6. Aux termes de l'article 8 de la convention européenne de sauvegarde des droits de l'homme et des libertés fondamentales : " 1. Toute personne a droit au respect de sa vie privée et familiale, de son domicile et de sa correspondance. / 2° Il ne peut y avoir ingérence d'une autorité publique dans l'exercice de ce droit que pour autant que cette ingérence est prévue par la loi et qu'elle constitue une mesure qui, dans une société démocratique, est nécessaire à la sécurité nationale, à la sûreté publique, au bien-être économique du pays, à la défense de l'ordre et à la prévention des infractions pénales, à la protection de la santé ou de la morale ou à la protection des droits et libertés d'autrui. ". Le droit au respect de la vie privée et familiale constitue une liberté fondamentale au sens de l'article L. 521-2 du code de justice administrative.

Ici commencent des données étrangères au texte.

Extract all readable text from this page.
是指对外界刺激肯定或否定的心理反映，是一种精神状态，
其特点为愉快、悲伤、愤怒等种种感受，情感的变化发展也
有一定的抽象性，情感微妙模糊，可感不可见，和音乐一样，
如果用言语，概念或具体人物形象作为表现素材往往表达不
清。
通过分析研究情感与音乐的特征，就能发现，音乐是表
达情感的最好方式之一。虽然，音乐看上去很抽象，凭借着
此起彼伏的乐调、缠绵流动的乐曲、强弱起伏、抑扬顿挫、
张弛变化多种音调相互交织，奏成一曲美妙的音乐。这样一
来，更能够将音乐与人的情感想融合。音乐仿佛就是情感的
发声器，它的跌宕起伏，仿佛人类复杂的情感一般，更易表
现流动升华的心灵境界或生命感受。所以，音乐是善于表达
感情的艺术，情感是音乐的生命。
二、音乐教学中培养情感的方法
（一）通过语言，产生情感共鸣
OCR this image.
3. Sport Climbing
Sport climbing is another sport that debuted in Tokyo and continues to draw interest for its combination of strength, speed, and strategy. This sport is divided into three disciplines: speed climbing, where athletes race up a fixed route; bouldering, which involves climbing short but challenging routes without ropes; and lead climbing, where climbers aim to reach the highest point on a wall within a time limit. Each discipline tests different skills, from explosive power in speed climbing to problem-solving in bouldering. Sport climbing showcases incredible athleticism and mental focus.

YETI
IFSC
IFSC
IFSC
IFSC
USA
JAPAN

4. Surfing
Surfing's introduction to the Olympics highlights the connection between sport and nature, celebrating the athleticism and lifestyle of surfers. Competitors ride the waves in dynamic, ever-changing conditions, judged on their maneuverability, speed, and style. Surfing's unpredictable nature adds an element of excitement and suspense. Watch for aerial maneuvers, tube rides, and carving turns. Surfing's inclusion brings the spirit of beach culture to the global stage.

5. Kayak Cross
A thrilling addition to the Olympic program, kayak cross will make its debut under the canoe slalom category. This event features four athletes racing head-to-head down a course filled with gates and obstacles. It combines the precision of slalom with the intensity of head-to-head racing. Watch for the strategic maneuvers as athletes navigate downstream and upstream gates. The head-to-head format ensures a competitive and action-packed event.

7. En l'espèce, M. B, arrivé à l'âge de 10 ans en Guadeloupe, a été pris en charge par son père, en situation régulière sur le territoire français. Il a suivi une scolarité normale au collège et a rapidement bifurqué vers une voie professionnelle pour devenir carreleur. En l'absence de mémoire en défense du préfet et dans les circonstances de l'espèce, compte tenu également de la présence en Guadeloupe de sa petite fille, même s'il n'allègue pas s'en occuper, de toute sa famille qui réside en Guadeloupe et de son insertion professionnelle, M. B, dont il n'est pas contesté qu'il est arrivé très jeune en Guadeloupe, a transféré le centre de sa vie familiale sur territoire. Il en résulte que l'arrêté en litige a méconnu la liberté fondamentale reconnue par l'article 8 précité de la convention européenne de sauvegarde des droits de l'homme et des libertés fondamentales de mener une vie privée et familiale normale. Par suite, l'arrêté du 26 septembre 2024 doit être suspendu.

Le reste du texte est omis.